Food sales increased by 14.8 percent, with price movement of 7.9 percent. However, the division’s gross margin was reduced by 0.3 percentage points to 25.3 percent due to investment in reduced prices and increased promotions.

Moir said the food division had been able to achieve a significant increase in sales with growth ahead of the market.

“More importantly we have been able to improve profitability of the food business. As our volumes have grown our operating leveraging has increased, so the profitability is better than four years ago,” he said.

He added that the strategy to expand and build supermarket stores was gaining traction.

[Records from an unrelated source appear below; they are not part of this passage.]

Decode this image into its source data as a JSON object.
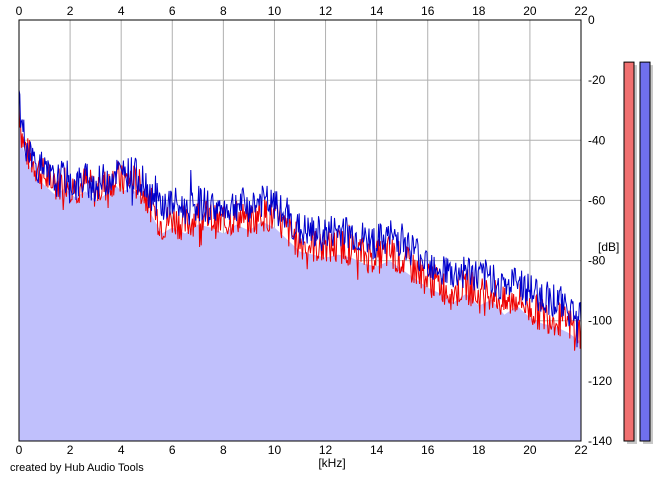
{
  "chart_data": {
    "type": "area",
    "xlabel": "[kHz]",
    "ylabel": "[dB]",
    "xlim": [
      0,
      22
    ],
    "ylim": [
      -140,
      0
    ],
    "x_ticks": [
      0,
      2,
      4,
      6,
      8,
      10,
      12,
      14,
      16,
      18,
      20,
      22
    ],
    "y_ticks": [
      0,
      -20,
      -40,
      -60,
      -80,
      -100,
      -120,
      -140
    ],
    "grid": true,
    "series": [
      {
        "color": "#ee0000",
        "x": [
          0,
          0.1,
          0.3,
          0.6,
          1.0,
          1.4,
          1.8,
          2.2,
          2.6,
          3.0,
          3.4,
          3.8,
          4.0,
          4.4,
          4.8,
          5.2,
          5.6,
          6.0,
          6.5,
          7.0,
          7.5,
          8.0,
          8.5,
          9.0,
          9.5,
          10.0,
          10.5,
          11.0,
          11.5,
          12.0,
          12.5,
          13.0,
          13.5,
          14.0,
          14.5,
          15.0,
          15.5,
          16.0,
          16.5,
          17.0,
          17.5,
          18.0,
          18.5,
          19.0,
          19.5,
          20.0,
          20.5,
          21.0,
          21.5,
          22.0
        ],
        "y": [
          -28,
          -38,
          -44,
          -48,
          -52,
          -55,
          -53,
          -56,
          -54,
          -57,
          -55,
          -52,
          -54,
          -53,
          -56,
          -62,
          -68,
          -66,
          -68,
          -65,
          -66,
          -68,
          -65,
          -67,
          -64,
          -66,
          -70,
          -74,
          -75,
          -76,
          -75,
          -76,
          -78,
          -79,
          -77,
          -80,
          -83,
          -86,
          -88,
          -91,
          -88,
          -92,
          -90,
          -95,
          -92,
          -96,
          -98,
          -99,
          -101,
          -104
        ]
      },
      {
        "color": "#0000cc",
        "x": [
          0,
          0.1,
          0.3,
          0.6,
          1.0,
          1.4,
          1.8,
          2.2,
          2.6,
          3.0,
          3.4,
          3.8,
          4.0,
          4.4,
          4.8,
          5.2,
          5.6,
          6.0,
          6.5,
          7.0,
          7.5,
          8.0,
          8.5,
          9.0,
          9.5,
          10.0,
          10.5,
          11.0,
          11.5,
          12.0,
          12.5,
          13.0,
          13.5,
          14.0,
          14.5,
          15.0,
          15.5,
          16.0,
          16.5,
          17.0,
          17.5,
          18.0,
          18.5,
          19.0,
          19.5,
          20.0,
          20.5,
          21.0,
          21.5,
          22.0
        ],
        "y": [
          -25,
          -35,
          -42,
          -47,
          -51,
          -54,
          -52,
          -55,
          -53,
          -55,
          -53,
          -50,
          -52,
          -51,
          -53,
          -58,
          -62,
          -61,
          -63,
          -61,
          -62,
          -63,
          -61,
          -62,
          -60,
          -62,
          -66,
          -70,
          -71,
          -71,
          -70,
          -71,
          -73,
          -74,
          -72,
          -73,
          -77,
          -80,
          -82,
          -85,
          -83,
          -86,
          -85,
          -89,
          -87,
          -90,
          -92,
          -93,
          -96,
          -98
        ]
      }
    ]
  },
  "level_meters": [
    {
      "name": "left",
      "color": "#f07070",
      "level": -14
    },
    {
      "name": "right",
      "color": "#7070ee",
      "level": -14
    }
  ],
  "credit": "created by Hub Audio Tools"
}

Meryl Pick, a retail analyst at Old Mutual Equities, said these were exciting times for Woolworths’s Country Road stores, which accounted for 20 percent of profits.

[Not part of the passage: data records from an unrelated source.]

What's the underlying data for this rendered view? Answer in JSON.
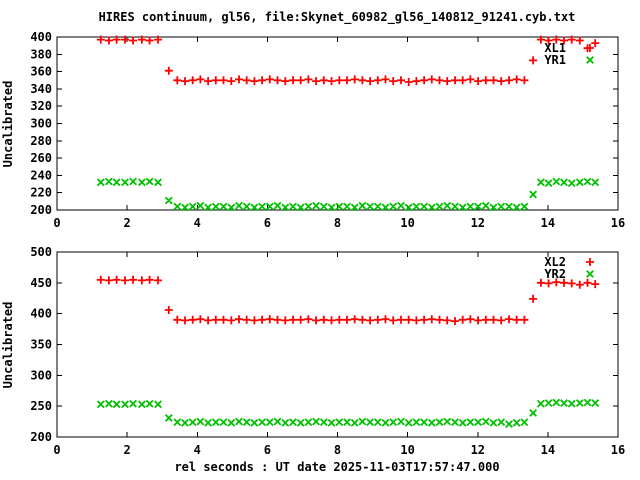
{
  "colors": {
    "background": "#ffffff",
    "foreground": "#000000",
    "series_red": "#ff0000",
    "series_green": "#00c000"
  },
  "chart_data": {
    "type": "scatter",
    "title": "HIRES continuum, gl56, file:Skynet_60982_gl56_140812_91241.cyb.txt",
    "xlim": [
      0,
      16
    ],
    "xticks": [
      0,
      2,
      4,
      6,
      8,
      10,
      12,
      14,
      16
    ],
    "grid": false,
    "legend_position": "top-right-inside",
    "x": [
      1.25,
      1.48,
      1.7,
      1.94,
      2.17,
      2.42,
      2.64,
      2.88,
      3.19,
      3.43,
      3.65,
      3.87,
      4.09,
      4.31,
      4.53,
      4.75,
      4.97,
      5.19,
      5.41,
      5.63,
      5.85,
      6.07,
      6.29,
      6.51,
      6.73,
      6.95,
      7.17,
      7.39,
      7.61,
      7.83,
      8.05,
      8.27,
      8.49,
      8.71,
      8.93,
      9.15,
      9.37,
      9.59,
      9.81,
      10.03,
      10.25,
      10.47,
      10.69,
      10.91,
      11.13,
      11.35,
      11.57,
      11.79,
      12.01,
      12.23,
      12.45,
      12.67,
      12.89,
      13.11,
      13.33,
      13.58,
      13.8,
      14.02,
      14.24,
      14.46,
      14.68,
      14.91,
      15.13,
      15.35
    ],
    "panels": [
      {
        "ylabel": "Uncalibrated",
        "ylim": [
          200,
          400
        ],
        "yticks": [
          200,
          220,
          240,
          260,
          280,
          300,
          320,
          340,
          360,
          380,
          400
        ],
        "series": [
          {
            "name": "XL1",
            "marker": "plus",
            "color": "#ff0000",
            "values": [
              397,
              396,
              397,
              397,
              396,
              397,
              396,
              397,
              361,
              350,
              349,
              350,
              351,
              349,
              350,
              350,
              349,
              351,
              350,
              349,
              350,
              351,
              350,
              349,
              350,
              350,
              351,
              349,
              350,
              349,
              350,
              350,
              351,
              350,
              349,
              350,
              351,
              349,
              350,
              348,
              349,
              350,
              351,
              350,
              349,
              350,
              350,
              351,
              349,
              350,
              350,
              349,
              350,
              351,
              350,
              373,
              397,
              396,
              397,
              396,
              397,
              396,
              387,
              393
            ]
          },
          {
            "name": "YR1",
            "marker": "cross",
            "color": "#00c000",
            "values": [
              232,
              233,
              232,
              232,
              233,
              232,
              233,
              232,
              211,
              204,
              203,
              204,
              205,
              203,
              204,
              204,
              203,
              205,
              204,
              203,
              204,
              204,
              205,
              203,
              204,
              203,
              204,
              205,
              204,
              203,
              204,
              204,
              203,
              205,
              204,
              204,
              203,
              204,
              205,
              203,
              204,
              204,
              203,
              204,
              205,
              204,
              203,
              204,
              204,
              205,
              203,
              204,
              204,
              203,
              204,
              218,
              232,
              231,
              233,
              232,
              231,
              232,
              233,
              232
            ]
          }
        ]
      },
      {
        "ylabel": "Uncalibrated",
        "xlabel": "rel seconds : UT date 2025-11-03T17:57:47.000",
        "ylim": [
          200,
          500
        ],
        "yticks": [
          200,
          250,
          300,
          350,
          400,
          450,
          500
        ],
        "series": [
          {
            "name": "XL2",
            "marker": "plus",
            "color": "#ff0000",
            "values": [
              455,
              454,
              455,
              454,
              455,
              454,
              455,
              454,
              406,
              390,
              389,
              390,
              391,
              389,
              390,
              390,
              389,
              391,
              390,
              389,
              390,
              391,
              390,
              389,
              390,
              390,
              391,
              389,
              390,
              389,
              390,
              390,
              391,
              390,
              389,
              390,
              391,
              389,
              390,
              390,
              389,
              390,
              391,
              390,
              389,
              388,
              390,
              391,
              389,
              390,
              390,
              389,
              391,
              390,
              390,
              424,
              450,
              449,
              451,
              450,
              449,
              447,
              450,
              448
            ]
          },
          {
            "name": "YR2",
            "marker": "cross",
            "color": "#00c000",
            "values": [
              253,
              254,
              253,
              253,
              254,
              253,
              254,
              253,
              231,
              224,
              223,
              224,
              225,
              223,
              224,
              224,
              223,
              225,
              224,
              223,
              224,
              224,
              225,
              223,
              224,
              223,
              224,
              225,
              224,
              223,
              224,
              224,
              223,
              225,
              224,
              224,
              223,
              224,
              225,
              223,
              224,
              224,
              223,
              224,
              225,
              224,
              223,
              224,
              224,
              225,
              223,
              224,
              221,
              223,
              224,
              239,
              254,
              255,
              256,
              255,
              254,
              255,
              256,
              255
            ]
          }
        ]
      }
    ]
  }
}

Pick said David Jones was ripe for a turnaround and, “if anyone can do it, it is Moir. He knows Australian retail very well and has proved that he can turn businesses around.”

Beelders felt that Woolworths’s results reflected good execution on the part of management, coupled with some base effects on acquired businesses and margin expansion.

However, the diluted headline earnings a share growth, at 8 percent, was less stellar and more in line with the rest of the retail sector.

Going forward, investors would have to factor in the increased shares in issue as a result of the rights issue and the inclusion of the acquired David Jones business.

The shares rose 1.97 percent to close at R79.06 yesterday.